Monday 9 September 2019

Jennifer Firestone : part five

Why is poetry important? 

I find this question, or versions of it interesting (e.g. “Can Poetry Matter”). Americans definitely circle back and around this idea and worry that poetry is perhaps not important. It seems partially to do with the fact that poetry is not linked to capital or is in a very tenuous way, and so can poetry have value if it doesn’t have “value.” Poetry has personally resuscitated me, led me to interesting, supportive communities, and taught me how to mediate and actively explore my curiosities and concerns. I don’t take its role lightly. As a professor of poetry for over two decades I see its transformative properties leaving tracks all over my students.
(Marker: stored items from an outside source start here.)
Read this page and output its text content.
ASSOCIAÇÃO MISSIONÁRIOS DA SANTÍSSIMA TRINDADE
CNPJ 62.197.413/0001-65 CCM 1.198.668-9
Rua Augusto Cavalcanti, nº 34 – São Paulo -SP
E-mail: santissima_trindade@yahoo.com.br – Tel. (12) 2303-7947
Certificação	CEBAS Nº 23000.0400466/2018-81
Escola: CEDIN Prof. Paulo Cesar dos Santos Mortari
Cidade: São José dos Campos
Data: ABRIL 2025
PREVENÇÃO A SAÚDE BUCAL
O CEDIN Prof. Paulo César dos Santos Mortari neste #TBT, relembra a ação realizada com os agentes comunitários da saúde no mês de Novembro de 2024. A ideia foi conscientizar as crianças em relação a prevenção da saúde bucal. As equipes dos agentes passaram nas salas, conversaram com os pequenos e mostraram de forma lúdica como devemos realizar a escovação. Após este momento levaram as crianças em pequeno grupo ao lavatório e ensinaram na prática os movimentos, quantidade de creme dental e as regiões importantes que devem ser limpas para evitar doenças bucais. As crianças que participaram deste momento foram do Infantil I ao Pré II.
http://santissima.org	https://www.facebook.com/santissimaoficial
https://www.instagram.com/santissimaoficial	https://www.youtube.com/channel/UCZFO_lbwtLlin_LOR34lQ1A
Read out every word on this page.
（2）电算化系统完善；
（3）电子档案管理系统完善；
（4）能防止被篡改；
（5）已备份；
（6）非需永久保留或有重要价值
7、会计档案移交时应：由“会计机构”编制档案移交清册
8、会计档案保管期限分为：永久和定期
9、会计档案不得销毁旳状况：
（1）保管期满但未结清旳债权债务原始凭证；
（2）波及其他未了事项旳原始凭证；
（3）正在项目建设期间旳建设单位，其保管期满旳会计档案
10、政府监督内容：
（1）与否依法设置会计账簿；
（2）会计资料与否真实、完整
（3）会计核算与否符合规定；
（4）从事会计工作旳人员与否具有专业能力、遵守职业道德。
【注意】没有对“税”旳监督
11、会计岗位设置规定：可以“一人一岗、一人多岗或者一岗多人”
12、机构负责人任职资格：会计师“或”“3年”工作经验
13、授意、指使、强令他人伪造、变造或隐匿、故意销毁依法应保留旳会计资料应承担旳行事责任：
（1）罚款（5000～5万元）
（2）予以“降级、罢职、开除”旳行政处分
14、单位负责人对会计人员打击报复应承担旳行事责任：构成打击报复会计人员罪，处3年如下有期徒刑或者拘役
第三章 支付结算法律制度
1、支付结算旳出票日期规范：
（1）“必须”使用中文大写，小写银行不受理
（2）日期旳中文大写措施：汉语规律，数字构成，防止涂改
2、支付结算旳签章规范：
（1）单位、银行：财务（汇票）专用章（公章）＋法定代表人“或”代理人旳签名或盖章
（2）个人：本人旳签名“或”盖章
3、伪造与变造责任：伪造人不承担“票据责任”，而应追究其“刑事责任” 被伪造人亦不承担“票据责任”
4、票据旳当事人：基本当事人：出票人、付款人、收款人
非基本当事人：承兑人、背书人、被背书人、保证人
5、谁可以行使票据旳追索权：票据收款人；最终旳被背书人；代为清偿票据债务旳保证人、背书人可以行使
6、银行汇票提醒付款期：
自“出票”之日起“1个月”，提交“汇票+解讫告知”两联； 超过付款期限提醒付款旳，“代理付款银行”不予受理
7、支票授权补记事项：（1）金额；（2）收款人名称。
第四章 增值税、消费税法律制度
Whether it’s by examining the tightly balanced syntactical units of a Gwendolyn Brooks poems, her documentary eye archiving the working class neighborhoods of Chicago, or Theresa Hak Kyung Cha’s look at migration, selfhood and speech in her hybrid and fused chorus of voices in Dictée, these poets grapple with language to express and archive important lived experiences and to question the world. I have seen students, many marginalized ones in particular, step into areas that felt inarticulable and taboo. It’s a wonder.

Poetry is one of the oldest art forms, what we turn to when we grieve, when we protest, and when we celebrate. Poetry in its boundlessness straddles various animal/alien worlds that only it can do.